Si hay insulto, los insultados somos todos, no sólo el expresidente. El ínclito no apareció en La Moncloa por arte de birlibirloque. Lo pusimos ahí los españoles.

Nicolas Sarkozy ha encontrado un filón dialéctico en nuestras desgracias para tratar de convencer a sus compatriotas de que le voten. Ha venido a decirles que, si quieren acabar como los españoles, que voten al socialista François Hollande. Soraya Rodríguez se ha puesto como una pantera y ha exigido a Rajoy que reclame vía diplomática una excusa del Elíseo. Luego, con menor vehemencia, ha dicho que la culpa de cómo estamos la tiene la crisis y las políticas de derechas que ha impuesto el eje franco-alemán.

Incluso aceptando la exculpación que la portavoz socialista hace de Zapatero, queda el inequívoco hecho de que quien nos devolvió al corazón de Europa, ese dominado por el malvado eje franco-alemán, no fue otro que Zapatero, quien, de no ser culpable de no haber sabido hacer frente a la crisis, lo sería al menos de habernos puesto en manos de tan malvados derechistas.

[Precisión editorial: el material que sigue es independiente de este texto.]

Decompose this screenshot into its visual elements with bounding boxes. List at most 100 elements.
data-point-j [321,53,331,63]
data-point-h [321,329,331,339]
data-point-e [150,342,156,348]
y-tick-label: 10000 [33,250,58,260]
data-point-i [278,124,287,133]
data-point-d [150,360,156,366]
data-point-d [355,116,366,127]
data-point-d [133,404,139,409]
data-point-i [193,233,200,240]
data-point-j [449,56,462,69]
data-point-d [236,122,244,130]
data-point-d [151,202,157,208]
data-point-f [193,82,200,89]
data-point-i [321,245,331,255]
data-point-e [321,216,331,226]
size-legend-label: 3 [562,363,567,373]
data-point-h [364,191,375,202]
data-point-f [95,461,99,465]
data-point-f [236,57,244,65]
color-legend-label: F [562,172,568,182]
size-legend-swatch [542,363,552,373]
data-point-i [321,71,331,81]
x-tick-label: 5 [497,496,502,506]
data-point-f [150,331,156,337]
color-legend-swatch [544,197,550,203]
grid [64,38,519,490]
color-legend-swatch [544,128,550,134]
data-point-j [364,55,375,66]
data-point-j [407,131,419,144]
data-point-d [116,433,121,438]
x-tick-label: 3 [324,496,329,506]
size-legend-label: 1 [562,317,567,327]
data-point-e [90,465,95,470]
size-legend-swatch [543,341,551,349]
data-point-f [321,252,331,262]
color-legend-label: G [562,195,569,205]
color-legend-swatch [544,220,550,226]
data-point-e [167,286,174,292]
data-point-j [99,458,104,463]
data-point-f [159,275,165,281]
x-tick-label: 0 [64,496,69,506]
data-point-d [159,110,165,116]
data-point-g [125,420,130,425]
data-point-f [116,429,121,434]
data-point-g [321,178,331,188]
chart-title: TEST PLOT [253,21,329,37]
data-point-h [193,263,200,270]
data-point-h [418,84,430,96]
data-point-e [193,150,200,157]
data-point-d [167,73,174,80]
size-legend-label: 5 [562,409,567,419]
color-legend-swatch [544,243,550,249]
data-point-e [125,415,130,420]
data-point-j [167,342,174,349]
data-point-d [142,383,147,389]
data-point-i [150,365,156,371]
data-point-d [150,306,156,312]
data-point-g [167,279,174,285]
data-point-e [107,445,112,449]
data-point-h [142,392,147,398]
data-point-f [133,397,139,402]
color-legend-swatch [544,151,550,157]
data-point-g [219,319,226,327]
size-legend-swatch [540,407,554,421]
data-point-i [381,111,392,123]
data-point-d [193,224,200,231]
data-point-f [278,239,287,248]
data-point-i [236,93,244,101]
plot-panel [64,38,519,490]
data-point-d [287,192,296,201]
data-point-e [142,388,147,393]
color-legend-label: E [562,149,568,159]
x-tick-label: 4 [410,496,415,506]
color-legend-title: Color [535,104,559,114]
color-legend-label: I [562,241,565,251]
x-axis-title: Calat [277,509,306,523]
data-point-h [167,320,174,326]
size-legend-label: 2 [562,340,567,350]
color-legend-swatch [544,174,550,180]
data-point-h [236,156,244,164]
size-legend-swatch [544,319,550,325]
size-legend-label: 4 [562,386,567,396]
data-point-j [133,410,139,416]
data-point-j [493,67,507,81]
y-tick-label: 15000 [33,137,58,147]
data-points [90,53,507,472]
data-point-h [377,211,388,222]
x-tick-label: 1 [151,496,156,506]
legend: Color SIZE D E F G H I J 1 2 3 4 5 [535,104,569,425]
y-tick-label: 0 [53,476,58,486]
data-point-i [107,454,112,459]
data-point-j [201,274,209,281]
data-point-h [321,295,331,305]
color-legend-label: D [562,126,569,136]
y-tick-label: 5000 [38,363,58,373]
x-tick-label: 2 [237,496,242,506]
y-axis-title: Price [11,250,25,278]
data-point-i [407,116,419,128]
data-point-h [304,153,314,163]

El Gobierno se ha negado a reclamar nada a Sarkozy aduciendo que no ha insultado a los españoles y que, como mucho, a quien ha vejado es a Zapatero. Creo que no es así. Si hay insulto, los insultados somos todos, no sólo el expresidente. El ínclito no apareció en La Moncloa por arte de birlibirloque. Lo pusimos ahí los españoles. Y, si la primera vez pudo ser por error, conmocionados por el 11-M, la segunda lo hicimos en plena posesión de nuestras facultades mentales. Habrá quien diga que no le votó en ninguna de las dos ocasiones. Da igual. Zapatero fue quien nos representó a todos, a los que lo votaron y a los que no, durante siete años. De forma que, si fue él quien nos llevó al hoyo donde estamos, es porque nosotros lo pusimos en disposición de hacerlo.

La cuestión, por lo tanto, es si hay o no insulto. Porque lo que no se puede negar es que de una u otra forma lo que ha dicho Sarkozy es verdad. Con esto podría pasar como cuando alguien vilipendia a otro llamándole hijo de tal, que siempre sería una injuria aunque se demostrara que el insultado es en efecto el hijo de una tal. En tal caso, la obligación del Gobierno debería ser la de decir al francés que, aunque fuera cierto que somos idiotas y que en dos ocasiones votamos a Zapatero, que es socialista y nos hundió, usted, gabacho soberbio y vanidoso, no es quién para recordárnoslo. Una cosa es que yo pueda ser imbécil por votar a un tipo así y otra muy distinta es que quien me llame imbécil por haberlo hecho sea usted.

Podría tener sentido reaccionar así, pero son ganas de estar dándole vueltas a si fuimos o no estúpidos al ponernos en manos del solemne cuando ahora a lo que deberíamos dedicar todas nuestras fuerzas es a reparar el mucho daño que nos hizo. Ahora, si los socialistas quieren que el debate político se centre en la bondad del legado de Zapatero y en la supuesta obligación del Gobierno de defenderlo, allá ellos. No les arriendo la ganancia.